What are the common side effects of medications for congenital hyperinsulinemic hypoglycemia?

• The most common side effects of diazoxide include hirsutism (which can be severe) and edema (which can be managed with thiazide diuretics like hydrochlorothiazide). Other side effects include advanced bone age, pulmonary hypertension, edema, and heart failure, most of which resolve after discontinuation.
• Octreotide may slightly increase the risk of necrotizing enterocolitis and may affect height growth.

What are the common risks of surgical treatment for congenital hyperinsulinemic hypoglycemia?

The effectiveness of surgery depends on the specific condition and the extent of pancreatic resection. Common risks include:

• Surgical failure, which may require repeat surgery.
• Hyperglycemia, often requiring insulin therapy.
• After near-total pancreatectomy, most children experience impaired exocrine function, with about half having fat malabsorption. Symptoms include steatorrhea and poor weight gain, which can be improved with pancreatic enzyme replacement therapy.

Can congenital hyperinsulinemic hypoglycemia be completely cured?

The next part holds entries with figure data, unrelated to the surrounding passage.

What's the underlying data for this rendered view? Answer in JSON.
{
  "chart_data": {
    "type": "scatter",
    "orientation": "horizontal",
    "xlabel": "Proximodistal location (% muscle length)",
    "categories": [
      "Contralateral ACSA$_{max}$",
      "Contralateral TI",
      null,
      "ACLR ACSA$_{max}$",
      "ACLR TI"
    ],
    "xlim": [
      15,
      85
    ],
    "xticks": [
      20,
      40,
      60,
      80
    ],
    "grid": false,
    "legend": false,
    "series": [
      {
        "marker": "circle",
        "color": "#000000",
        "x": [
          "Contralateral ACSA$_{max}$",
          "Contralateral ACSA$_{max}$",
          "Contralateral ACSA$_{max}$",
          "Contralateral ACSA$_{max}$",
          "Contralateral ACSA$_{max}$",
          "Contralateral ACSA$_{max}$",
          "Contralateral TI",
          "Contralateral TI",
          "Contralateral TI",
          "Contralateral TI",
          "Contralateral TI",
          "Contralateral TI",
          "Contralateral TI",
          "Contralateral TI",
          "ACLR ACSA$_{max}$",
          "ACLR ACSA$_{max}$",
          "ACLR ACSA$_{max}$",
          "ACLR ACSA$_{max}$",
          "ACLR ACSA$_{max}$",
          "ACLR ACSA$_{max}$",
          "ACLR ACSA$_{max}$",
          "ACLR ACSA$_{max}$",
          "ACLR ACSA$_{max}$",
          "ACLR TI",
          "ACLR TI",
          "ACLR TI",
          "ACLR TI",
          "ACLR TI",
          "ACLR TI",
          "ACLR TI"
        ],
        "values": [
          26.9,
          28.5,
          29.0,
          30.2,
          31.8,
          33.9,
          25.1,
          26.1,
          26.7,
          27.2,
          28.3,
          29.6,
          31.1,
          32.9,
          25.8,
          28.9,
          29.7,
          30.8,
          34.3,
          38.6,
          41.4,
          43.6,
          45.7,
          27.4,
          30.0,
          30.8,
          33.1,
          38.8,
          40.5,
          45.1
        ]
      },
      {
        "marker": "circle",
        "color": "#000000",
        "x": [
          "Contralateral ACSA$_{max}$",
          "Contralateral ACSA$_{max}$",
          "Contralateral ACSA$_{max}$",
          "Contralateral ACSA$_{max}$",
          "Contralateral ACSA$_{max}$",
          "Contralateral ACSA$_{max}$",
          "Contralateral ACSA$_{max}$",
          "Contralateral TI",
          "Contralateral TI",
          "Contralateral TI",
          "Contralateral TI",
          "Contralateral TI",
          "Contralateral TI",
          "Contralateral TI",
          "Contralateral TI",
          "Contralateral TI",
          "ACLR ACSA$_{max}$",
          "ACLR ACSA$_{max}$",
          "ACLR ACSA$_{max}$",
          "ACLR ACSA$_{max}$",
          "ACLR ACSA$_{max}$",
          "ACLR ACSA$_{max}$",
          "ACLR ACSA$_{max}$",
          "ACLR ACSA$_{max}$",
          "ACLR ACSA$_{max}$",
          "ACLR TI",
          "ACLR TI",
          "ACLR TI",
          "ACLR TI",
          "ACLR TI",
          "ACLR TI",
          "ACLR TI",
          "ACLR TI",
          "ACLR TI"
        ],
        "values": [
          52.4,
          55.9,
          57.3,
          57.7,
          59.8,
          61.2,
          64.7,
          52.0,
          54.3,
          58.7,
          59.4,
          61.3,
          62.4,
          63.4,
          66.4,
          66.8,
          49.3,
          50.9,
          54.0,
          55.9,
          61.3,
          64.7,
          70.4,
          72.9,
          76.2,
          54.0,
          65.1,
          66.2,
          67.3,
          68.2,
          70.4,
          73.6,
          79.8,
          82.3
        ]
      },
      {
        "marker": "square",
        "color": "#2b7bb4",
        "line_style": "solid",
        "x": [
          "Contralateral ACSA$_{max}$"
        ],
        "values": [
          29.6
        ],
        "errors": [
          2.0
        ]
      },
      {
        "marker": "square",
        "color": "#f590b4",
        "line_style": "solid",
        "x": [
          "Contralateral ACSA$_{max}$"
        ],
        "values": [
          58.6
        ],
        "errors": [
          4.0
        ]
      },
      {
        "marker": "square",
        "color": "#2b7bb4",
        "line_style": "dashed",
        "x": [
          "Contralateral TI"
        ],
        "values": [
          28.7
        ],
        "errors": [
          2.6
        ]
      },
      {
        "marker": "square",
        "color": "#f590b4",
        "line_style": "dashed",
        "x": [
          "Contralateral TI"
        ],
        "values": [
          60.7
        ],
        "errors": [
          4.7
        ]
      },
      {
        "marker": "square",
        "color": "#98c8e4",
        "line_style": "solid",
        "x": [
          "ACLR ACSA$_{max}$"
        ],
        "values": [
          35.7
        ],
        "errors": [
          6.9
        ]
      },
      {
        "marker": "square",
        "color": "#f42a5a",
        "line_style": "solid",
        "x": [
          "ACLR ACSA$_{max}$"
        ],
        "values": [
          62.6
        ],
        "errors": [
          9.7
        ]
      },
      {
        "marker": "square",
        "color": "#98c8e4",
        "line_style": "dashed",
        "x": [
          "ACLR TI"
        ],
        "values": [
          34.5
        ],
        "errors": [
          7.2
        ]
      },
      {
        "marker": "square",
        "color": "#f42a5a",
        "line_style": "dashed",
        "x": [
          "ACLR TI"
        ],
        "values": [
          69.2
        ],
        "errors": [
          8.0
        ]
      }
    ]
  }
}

A small proportion of cases may resolve spontaneously. For focal lesions, resection can cure the condition.

DIET & LIFESTYLE

What should patients with congenital hyperinsulinemic hypoglycemia pay attention to in their diet?

• For infants, frequent and regular feeding helps reduce the frequency and severity of hypoglycemic episodes and may decrease the need for intravenous glucose infusion.
• For older infants and children with mild conditions, frequent high-carbohydrate meals and nighttime uncooked cornstarch intake may help maintain normal blood glucose levels without requiring intravenous glucose.

PREVENTION

Can congenital hyperinsulinemic hypoglycemia be prevented?

Congenital hyperinsulinemic hypoglycemia is a genetic disorder, and prenatal genetic counseling can help reduce its occurrence.

How can patients with congenital hyperinsulinemic hypoglycemia prevent complications?

Early diagnosis, active treatment, and preventing recurrent hypoglycemia are key to avoiding complications.